在防守嚴密的王上寢宮內,就在王上和兩位重臣的面前,正要招供的刺客被暗殺,連暗殺刺客的兇手也隨即毒發身亡,這真是令人費解。
最令人困惑的是,這兩個人都不是魏國人,一個是來自中原的商人,一個是不知來自何方的陌生人,可他們卻能混入王宮,躲過衛士的眼睛、靠近王上。
顯而易見,如果沒有極其熟悉王宮內情的人做內應,他們絕對做不到。
那麼,這個既能接觸王上,又熟悉王宮的內應會是誰呢?
答案似乎呼之欲出,可是沒有確鑿證據前,誰也不敢大膽地說出他的名字。
就在王上險些遭到暗算的消息被傳得沸沸揚揚時,長平府則是風平浪靜──
「馮羌,你確定沒有留下痕跡嗎?」石亭內,迎風納涼的拓跋窟咄問站立在身邊的謀士,此刻亭內只有他們兩人,侍衛都站在很遠的四周巡視。
馮羌的神情沒有了往日的跋扈囂張,顯得有幾分憂傷。
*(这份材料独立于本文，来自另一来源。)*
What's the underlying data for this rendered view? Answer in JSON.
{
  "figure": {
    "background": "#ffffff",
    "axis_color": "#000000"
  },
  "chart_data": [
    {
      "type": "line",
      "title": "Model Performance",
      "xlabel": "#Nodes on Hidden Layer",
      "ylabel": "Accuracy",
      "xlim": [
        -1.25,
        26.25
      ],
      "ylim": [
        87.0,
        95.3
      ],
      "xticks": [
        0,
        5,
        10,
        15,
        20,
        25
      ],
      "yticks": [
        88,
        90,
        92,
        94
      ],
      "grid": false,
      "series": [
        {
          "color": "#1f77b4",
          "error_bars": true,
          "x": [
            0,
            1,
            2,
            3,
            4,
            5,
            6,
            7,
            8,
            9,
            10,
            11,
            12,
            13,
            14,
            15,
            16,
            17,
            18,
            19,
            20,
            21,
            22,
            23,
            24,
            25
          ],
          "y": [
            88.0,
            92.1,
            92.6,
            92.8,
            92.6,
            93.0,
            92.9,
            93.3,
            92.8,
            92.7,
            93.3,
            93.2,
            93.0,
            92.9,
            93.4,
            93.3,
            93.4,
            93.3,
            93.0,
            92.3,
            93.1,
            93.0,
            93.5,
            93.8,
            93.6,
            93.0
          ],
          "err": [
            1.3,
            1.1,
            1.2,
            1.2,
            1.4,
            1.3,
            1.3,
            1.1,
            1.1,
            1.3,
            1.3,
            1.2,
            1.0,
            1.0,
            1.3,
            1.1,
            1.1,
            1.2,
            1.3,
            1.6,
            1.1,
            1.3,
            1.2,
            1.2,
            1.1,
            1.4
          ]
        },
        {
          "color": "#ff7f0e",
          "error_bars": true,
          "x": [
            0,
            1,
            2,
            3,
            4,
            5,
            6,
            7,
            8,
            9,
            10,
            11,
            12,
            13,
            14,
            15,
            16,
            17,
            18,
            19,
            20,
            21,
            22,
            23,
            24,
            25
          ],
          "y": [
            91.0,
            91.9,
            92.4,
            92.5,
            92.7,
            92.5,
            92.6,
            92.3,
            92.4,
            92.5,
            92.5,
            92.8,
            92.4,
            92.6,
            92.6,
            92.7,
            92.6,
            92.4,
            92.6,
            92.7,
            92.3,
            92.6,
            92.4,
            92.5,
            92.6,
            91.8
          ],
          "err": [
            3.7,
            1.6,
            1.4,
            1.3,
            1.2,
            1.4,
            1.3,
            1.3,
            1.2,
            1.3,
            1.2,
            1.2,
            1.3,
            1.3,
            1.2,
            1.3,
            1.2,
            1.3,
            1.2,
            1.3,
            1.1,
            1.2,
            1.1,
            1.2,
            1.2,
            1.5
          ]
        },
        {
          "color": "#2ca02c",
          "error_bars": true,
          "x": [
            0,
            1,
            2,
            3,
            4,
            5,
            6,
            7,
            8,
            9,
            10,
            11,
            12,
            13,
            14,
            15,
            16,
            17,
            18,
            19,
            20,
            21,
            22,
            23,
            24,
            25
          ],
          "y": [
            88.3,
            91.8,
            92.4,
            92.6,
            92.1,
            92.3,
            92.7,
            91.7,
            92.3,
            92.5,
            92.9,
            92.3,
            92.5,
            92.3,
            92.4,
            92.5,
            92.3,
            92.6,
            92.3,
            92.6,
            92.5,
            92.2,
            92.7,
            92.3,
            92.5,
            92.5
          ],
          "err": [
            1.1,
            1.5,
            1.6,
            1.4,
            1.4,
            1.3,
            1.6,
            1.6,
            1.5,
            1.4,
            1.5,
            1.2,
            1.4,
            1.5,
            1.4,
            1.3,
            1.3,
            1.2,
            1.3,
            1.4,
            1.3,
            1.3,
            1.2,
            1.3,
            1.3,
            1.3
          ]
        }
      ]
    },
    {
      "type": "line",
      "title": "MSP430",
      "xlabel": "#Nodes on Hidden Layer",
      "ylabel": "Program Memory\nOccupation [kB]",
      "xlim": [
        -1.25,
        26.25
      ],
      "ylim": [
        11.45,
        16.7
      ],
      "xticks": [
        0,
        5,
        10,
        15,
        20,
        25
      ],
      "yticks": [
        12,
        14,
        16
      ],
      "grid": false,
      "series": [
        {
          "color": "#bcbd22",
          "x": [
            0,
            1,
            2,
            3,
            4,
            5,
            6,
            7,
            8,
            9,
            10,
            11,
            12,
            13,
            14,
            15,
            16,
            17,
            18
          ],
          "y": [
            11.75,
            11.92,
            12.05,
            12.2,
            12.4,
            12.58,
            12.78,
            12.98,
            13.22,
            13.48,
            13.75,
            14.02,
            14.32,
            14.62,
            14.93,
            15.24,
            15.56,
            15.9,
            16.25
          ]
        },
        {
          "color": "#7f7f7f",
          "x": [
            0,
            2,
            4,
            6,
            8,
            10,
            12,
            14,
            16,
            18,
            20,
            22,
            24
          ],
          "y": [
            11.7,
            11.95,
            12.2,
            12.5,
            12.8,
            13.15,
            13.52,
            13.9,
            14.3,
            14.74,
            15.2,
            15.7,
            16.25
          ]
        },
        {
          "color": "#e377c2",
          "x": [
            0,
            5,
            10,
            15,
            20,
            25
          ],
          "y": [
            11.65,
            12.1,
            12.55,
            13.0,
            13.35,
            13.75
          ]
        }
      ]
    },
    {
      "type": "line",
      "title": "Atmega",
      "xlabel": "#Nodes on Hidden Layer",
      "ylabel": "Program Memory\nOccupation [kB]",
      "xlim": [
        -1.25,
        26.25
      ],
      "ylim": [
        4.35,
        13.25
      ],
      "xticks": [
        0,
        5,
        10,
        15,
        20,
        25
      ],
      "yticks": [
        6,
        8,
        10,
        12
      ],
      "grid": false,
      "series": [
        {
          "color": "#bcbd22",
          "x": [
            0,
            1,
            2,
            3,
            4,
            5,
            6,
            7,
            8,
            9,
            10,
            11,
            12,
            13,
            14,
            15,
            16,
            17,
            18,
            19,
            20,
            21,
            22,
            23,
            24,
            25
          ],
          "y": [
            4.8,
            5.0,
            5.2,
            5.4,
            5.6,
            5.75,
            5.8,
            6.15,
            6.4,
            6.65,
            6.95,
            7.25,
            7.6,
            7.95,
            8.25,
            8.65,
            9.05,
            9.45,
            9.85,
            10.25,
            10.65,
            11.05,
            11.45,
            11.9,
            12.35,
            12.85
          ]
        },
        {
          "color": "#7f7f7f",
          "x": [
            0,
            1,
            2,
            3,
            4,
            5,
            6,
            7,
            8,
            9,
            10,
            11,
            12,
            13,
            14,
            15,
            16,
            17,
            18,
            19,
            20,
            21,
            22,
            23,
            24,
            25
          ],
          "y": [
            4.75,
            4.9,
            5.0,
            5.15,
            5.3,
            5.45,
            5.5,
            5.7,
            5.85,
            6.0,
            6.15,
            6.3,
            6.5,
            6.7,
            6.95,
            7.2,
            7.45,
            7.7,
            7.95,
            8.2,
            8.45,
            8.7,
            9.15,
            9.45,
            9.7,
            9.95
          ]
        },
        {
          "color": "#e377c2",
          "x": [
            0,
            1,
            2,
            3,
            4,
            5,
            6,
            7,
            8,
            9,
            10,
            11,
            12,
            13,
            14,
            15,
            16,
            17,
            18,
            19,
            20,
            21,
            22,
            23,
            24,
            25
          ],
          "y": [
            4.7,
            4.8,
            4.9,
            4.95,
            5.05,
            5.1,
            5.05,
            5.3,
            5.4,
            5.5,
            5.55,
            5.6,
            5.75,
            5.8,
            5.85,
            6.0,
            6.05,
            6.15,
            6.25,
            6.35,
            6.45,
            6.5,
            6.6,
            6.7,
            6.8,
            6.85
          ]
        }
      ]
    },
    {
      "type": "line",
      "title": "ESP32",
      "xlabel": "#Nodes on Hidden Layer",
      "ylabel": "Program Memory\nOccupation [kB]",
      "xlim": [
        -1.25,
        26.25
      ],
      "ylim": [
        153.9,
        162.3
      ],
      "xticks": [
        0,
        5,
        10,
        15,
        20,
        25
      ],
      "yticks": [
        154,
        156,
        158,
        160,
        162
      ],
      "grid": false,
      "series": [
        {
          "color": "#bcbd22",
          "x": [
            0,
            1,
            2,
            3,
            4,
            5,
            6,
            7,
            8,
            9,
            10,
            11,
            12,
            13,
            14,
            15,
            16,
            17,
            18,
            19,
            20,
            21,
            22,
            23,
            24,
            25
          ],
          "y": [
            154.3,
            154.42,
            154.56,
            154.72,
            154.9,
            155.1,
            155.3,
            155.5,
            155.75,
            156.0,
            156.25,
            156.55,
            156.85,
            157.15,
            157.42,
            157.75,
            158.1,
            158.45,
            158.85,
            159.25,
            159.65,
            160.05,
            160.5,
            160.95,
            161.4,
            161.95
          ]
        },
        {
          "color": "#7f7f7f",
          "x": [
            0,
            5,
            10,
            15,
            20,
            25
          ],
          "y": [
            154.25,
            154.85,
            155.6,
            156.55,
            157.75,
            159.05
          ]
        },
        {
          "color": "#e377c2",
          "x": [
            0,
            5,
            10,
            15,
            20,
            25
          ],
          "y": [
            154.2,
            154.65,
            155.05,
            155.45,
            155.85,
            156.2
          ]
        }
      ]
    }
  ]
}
「長平王放心,我已將所有線索都清除乾淨了。」
「那太好啦!」拓跋窟咄鬆了口氣,進而口氣一轉,說:「我又欠你一次情。這次多虧你的計謀,還犧牲了自己的弟弟,否則我命休矣。」
馮羌掩藏起眼底的黯然,巴結地說:「為了王叔,屬下願肝腦塗地,犧牲一個兄弟算什麼。好在屬下給他服下的毒,不會讓他死得太痛苦。」
「唉,只是你兄弟兩人失散多年,昨日才相逢,今日就為我而死,讓我心裡深感內疚……」拓跋窟咄假意悲傷地以袖拭目,隨即道:「等有機會,我會重新為令弟修墳、祭奠。」
馮羌立刻說:「王叔深情,屬下心領,但修墳、祭奠萬萬不可,此舉必引人疑竇,自毀前程。屬下小弟自幼好武,崇尚俠義,如今用他的性命替王叔消災解難,也算得償所願,王叔不必往心裡去。」
拓跋窟咄歷來冷酷無情的心,也被他這番話打動,他將桌子上的盒子推到他面前。「這個,是本王對你的一點補償,等來日事成,我定不負你。」
「謝王叔。」馮羌跪地叩頭。
「起來坐下吧,我還有事要跟你商量。」
馮羌起身,到他對面的石凳上坐下。
見他坐定後,拓跋窟咄道:「如今看來,拓跋圭果真命硬,三番兩次都功敗垂成,我看得改變策略,另謀其他方法。」
「王叔請指示。」野心勃勃的馮羌,立刻拋開了個人的情緒。
拓跋窟咄說:「因為長坡深壕、飛劍行刺和刺客在宮內死亡等意外連續發生,拓跋圭及其他長老必定會懷疑長平府,我想,近期內我們都不要再有任何動作。」